Stephan Zuchner, MD, PhD
University of Miami Miller School of Medicine
Stephan Züchner, M.D., Ph.D., D.Sc. (h.c.), FAAN, is a Professor of Human Genetics and Neurology at the University of Miami Miller School of Medicine. He had served as the Chairman of the Department of Human Genetics for a decade, leading the department to #2 in national rankings. He currently is the inaugural Chief Genomics Officer of the Miller School of Medicine. Dr. Züchner obtained his medical degree from RWTH Aachen University Medical School, where he also trained in Neurology and Neuropathology. In 2015 he received a honorary doctorate degree from the Semmmelweis Medical School at University of Budapest, Hungary, for his contributions to next-generation sequencing and international studies of rare diseases.

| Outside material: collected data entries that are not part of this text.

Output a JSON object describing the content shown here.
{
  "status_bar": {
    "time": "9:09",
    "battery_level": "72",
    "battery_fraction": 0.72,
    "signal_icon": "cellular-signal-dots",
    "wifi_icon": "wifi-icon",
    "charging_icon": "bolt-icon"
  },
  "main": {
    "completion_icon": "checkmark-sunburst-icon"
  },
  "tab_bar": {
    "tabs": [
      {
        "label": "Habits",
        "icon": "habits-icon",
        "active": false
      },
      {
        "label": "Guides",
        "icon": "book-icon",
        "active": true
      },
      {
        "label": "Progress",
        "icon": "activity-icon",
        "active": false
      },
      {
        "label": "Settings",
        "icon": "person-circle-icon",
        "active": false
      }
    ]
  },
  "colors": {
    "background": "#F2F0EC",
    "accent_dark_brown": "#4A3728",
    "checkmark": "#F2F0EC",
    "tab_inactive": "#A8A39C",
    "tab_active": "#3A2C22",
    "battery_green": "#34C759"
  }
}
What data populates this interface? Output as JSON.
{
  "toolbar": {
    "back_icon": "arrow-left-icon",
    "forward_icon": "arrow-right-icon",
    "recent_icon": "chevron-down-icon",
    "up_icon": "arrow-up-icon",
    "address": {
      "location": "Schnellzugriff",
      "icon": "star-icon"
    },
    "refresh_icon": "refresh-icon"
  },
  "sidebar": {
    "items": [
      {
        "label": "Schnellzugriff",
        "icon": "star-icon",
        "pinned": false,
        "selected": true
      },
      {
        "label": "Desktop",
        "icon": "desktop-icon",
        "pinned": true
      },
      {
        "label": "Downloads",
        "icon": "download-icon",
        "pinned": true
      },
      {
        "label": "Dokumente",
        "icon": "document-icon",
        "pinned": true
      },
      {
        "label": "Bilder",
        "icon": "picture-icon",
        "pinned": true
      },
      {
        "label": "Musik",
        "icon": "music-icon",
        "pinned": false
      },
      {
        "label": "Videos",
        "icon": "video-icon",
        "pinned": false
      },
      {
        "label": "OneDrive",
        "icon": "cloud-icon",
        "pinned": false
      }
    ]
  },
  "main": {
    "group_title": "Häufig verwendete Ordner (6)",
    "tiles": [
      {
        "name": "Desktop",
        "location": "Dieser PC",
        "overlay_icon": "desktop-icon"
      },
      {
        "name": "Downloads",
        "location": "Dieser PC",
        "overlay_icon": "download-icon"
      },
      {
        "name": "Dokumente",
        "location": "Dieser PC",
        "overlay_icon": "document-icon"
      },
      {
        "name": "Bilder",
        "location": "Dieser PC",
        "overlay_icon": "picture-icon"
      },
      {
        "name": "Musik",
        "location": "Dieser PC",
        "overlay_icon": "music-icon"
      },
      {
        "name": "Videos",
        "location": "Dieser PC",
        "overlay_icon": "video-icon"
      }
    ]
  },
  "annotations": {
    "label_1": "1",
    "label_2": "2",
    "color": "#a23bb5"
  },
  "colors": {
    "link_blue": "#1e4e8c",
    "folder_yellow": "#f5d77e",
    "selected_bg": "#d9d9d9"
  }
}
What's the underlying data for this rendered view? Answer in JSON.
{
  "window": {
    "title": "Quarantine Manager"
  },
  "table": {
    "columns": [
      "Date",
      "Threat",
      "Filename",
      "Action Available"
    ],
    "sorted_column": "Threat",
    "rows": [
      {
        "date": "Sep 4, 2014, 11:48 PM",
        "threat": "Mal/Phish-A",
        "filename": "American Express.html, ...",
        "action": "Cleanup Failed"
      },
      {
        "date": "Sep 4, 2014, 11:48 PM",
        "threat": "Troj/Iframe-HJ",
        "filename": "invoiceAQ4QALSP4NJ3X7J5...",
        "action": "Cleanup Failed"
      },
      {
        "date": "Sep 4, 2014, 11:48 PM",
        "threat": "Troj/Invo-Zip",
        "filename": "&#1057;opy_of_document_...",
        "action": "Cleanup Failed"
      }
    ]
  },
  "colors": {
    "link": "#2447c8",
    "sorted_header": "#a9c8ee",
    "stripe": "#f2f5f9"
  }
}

Dr. Züchner’s research interests are focused on identifying genomic variation associated with disease, especially CMT. His lab is internationally renowned for being one of the most successful in identifying novel CMT genes and thus ending the diagnostic odyssey for many patients and families. One of the most recent discovery, SORD related neuropathy, is a unique candidate for rapid translation into a therapy for CMT patients. A clinical trial has just begun to test the AT-007 drug (APLT). He also has helped to develop important software solutions for genetic analysis and research data sharing that have been instrumental for the fast-paced discovery in CMT genetics worldwide and has helped countless patients to receive a diagnosis. His team is currently pursuing large – scale genomic studies with the aspirational goal of aggregating 10,000 CMT genomes that would lead to a fundamental improvement of CMT2 diagnoses. Another arm of activities is focused on developing genetic therapies for various forms of CMT and foster collaborations with companies to bring these new drugs to market.